Time dilation in the oscillating decay laws of moving two-mass unstable quantum states

TL;DR

This paper investigates how the decay laws of moving two-mass unstable quantum states are affected by relativistic time dilation, revealing conditions under which inverse-power-law decay and oscillations occur, depending on mass distribution parameters.

Contribution

It introduces a detailed analysis of decay laws for moving two-mass quantum states, highlighting the impact of mass distribution powers and bounds on long-time decay behavior and oscillations.

Findings

Long-time decay follows inverse-power-law when mass distribution powers differ.

Oscillations in survival probability occur when powers are equal but mass bounds differ.

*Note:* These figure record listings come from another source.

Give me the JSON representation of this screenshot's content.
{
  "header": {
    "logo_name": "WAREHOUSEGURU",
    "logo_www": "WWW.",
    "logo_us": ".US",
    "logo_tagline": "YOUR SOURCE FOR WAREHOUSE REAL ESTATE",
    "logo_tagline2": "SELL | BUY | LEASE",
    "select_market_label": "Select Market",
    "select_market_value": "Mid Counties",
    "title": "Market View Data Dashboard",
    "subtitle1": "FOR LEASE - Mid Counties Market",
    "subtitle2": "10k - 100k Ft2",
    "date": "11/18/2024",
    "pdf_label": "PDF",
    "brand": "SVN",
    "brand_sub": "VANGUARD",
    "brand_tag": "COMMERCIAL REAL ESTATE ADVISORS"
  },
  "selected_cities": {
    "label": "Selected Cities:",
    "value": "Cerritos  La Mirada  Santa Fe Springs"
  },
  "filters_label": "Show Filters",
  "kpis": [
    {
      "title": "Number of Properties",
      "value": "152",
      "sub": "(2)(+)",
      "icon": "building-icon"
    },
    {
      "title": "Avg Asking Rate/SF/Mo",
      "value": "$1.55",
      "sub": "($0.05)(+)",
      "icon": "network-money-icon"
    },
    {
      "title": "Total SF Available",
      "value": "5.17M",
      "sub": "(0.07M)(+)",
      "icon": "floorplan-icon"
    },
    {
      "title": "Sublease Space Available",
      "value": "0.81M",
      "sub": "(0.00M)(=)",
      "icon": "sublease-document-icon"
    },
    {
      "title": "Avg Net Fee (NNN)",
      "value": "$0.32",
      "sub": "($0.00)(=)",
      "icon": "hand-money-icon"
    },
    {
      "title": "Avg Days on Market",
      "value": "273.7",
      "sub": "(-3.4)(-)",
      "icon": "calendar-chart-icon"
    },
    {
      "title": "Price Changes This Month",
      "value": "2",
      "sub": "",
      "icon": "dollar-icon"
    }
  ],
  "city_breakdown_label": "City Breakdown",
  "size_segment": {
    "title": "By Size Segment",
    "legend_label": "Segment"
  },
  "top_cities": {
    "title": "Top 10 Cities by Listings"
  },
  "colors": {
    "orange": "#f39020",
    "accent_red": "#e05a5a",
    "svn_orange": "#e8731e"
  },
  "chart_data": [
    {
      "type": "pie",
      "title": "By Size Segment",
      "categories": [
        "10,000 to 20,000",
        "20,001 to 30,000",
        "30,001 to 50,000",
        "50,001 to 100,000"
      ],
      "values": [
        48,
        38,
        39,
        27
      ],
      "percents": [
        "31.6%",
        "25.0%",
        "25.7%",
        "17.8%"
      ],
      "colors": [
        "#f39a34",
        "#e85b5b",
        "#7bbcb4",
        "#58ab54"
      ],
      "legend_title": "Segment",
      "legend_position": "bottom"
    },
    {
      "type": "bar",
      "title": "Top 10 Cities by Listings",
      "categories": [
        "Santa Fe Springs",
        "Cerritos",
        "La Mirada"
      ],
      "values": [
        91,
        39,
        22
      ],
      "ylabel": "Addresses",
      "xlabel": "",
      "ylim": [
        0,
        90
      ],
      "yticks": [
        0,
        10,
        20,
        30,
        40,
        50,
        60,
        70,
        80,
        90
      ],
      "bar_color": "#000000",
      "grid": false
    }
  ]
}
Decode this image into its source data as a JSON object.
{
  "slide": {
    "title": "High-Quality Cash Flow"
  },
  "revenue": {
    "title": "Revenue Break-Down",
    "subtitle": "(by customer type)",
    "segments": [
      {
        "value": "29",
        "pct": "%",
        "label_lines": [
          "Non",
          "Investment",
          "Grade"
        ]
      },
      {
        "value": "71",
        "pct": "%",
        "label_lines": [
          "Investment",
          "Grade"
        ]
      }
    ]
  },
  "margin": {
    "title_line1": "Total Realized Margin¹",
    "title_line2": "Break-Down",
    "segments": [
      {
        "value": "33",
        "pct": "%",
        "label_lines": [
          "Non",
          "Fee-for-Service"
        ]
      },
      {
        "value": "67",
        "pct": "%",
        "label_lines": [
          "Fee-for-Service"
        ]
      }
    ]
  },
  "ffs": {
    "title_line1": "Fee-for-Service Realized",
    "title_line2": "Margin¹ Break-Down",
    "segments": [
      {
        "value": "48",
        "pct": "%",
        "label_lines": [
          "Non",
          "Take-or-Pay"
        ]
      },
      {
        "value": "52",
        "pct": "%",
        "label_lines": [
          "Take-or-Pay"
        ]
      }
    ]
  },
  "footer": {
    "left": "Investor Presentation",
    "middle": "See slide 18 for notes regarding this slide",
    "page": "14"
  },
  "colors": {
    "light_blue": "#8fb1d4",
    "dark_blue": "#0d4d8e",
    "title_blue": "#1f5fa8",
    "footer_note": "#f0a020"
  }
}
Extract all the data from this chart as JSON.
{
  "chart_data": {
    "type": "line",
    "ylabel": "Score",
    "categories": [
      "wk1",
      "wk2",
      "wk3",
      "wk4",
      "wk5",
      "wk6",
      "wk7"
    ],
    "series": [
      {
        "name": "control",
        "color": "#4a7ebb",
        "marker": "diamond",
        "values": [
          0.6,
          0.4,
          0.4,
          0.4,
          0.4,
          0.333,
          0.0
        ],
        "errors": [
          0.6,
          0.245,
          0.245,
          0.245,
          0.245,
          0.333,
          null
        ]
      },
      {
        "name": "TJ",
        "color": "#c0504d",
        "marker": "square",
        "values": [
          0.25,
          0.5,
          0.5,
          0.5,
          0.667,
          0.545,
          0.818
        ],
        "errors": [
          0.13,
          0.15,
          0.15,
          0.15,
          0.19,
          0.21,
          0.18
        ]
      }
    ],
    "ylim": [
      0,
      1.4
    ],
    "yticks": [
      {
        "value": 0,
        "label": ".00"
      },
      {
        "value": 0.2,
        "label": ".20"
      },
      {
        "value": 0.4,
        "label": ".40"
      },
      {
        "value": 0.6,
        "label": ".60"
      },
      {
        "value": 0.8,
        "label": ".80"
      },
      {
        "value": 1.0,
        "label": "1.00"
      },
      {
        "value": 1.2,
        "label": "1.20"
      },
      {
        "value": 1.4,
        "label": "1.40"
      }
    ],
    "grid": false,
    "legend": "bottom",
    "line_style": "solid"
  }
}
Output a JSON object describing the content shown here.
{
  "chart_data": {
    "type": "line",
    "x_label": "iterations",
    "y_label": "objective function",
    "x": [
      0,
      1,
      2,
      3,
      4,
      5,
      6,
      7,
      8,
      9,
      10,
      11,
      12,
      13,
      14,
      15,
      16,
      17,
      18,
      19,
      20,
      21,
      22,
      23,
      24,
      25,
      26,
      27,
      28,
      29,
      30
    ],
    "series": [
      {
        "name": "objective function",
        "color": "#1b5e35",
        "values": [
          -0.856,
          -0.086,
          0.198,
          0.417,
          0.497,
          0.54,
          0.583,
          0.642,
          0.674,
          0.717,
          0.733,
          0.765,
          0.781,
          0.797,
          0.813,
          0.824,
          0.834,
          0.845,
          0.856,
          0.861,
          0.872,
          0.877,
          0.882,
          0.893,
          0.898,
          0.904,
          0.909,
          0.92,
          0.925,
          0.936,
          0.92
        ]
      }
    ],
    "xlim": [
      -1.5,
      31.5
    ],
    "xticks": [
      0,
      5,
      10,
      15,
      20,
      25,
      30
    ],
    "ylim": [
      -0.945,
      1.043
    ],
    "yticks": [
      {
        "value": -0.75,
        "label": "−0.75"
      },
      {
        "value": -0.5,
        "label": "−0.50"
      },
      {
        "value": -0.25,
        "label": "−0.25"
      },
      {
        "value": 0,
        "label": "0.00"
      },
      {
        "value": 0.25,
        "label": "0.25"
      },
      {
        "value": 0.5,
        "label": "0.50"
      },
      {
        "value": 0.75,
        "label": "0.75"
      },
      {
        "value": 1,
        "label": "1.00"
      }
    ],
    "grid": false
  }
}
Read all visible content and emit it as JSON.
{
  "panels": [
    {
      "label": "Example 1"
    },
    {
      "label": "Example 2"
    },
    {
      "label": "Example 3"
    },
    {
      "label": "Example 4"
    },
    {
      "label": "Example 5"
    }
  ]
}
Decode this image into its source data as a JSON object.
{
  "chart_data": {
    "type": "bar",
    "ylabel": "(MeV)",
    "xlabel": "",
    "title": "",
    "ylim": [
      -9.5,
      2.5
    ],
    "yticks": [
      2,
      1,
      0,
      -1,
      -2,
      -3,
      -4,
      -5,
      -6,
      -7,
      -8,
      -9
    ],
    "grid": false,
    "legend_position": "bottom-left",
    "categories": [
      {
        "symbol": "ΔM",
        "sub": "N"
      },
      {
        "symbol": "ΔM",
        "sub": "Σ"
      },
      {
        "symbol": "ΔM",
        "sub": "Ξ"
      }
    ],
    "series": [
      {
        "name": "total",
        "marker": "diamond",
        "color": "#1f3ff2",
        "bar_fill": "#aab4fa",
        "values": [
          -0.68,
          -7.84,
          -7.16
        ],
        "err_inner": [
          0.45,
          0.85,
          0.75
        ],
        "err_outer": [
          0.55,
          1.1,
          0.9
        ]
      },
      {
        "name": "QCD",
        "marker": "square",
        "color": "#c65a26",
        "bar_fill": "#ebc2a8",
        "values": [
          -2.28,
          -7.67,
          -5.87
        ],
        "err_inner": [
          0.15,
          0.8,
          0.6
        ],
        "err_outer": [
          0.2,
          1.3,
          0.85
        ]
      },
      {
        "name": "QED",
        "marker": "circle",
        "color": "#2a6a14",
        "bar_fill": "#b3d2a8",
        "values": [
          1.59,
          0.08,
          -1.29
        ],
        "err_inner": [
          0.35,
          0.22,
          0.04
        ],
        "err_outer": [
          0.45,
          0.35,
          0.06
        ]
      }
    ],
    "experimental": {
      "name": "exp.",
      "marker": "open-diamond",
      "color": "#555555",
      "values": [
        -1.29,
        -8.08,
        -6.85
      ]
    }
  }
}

Time dilation affects the period of oscillations, scaled by a weighted mean of relativistic factors.

Abstract

The decay of a moving system is studied in case the system is initially prepared in a two-mass unstable quantum state. The survival probability $\mathcal{P}_p(t)$ is evaluated over short and long times in the reference frame where the unstable system moves with constant linear momentum $p$. The mass distribution densities of the two mass states are tailored as power laws with powers $\alpha_1$ and $\alpha_2$ near the non-vanishing lower bounds $\mu_{0,1}$ and $\mu_{0,2}$ of the mass spectra, respectively. If the powers $\alpha_1$ and $\alpha_2$ differ, the long-time survival probability $\mathcal{P}_p(t)$ exhibits a dominant inverse-power-law decay and is approximately related to the survival probability at rest $\mathcal{P}_0(t)$ by a time dilation. The corresponding scaling factor $\chi_{p,k}$ reads $\sqrt{1+p^2/\mu_{0,k}^2}$, the power $\alpha_k$ being the lower of the powers $\alpha_1$ and $\alpha_2$. If the two powers coincide and the lower bounds $\mu_{0,1}$ and $\mu_{0,2}$ differ, the scaling relation is lost and damped oscillations of the survival probability $\mathcal{P}_p(t)$ appear over long times. By changing reference frame, the period $T_0$ of the oscillations at rest transforms in the longer period $T_p$ according to a factor which is the weighted mean of the scaling factors of each mass, with non-normalized weights $\mu_{0,1}$ and $\mu_{0,2}$.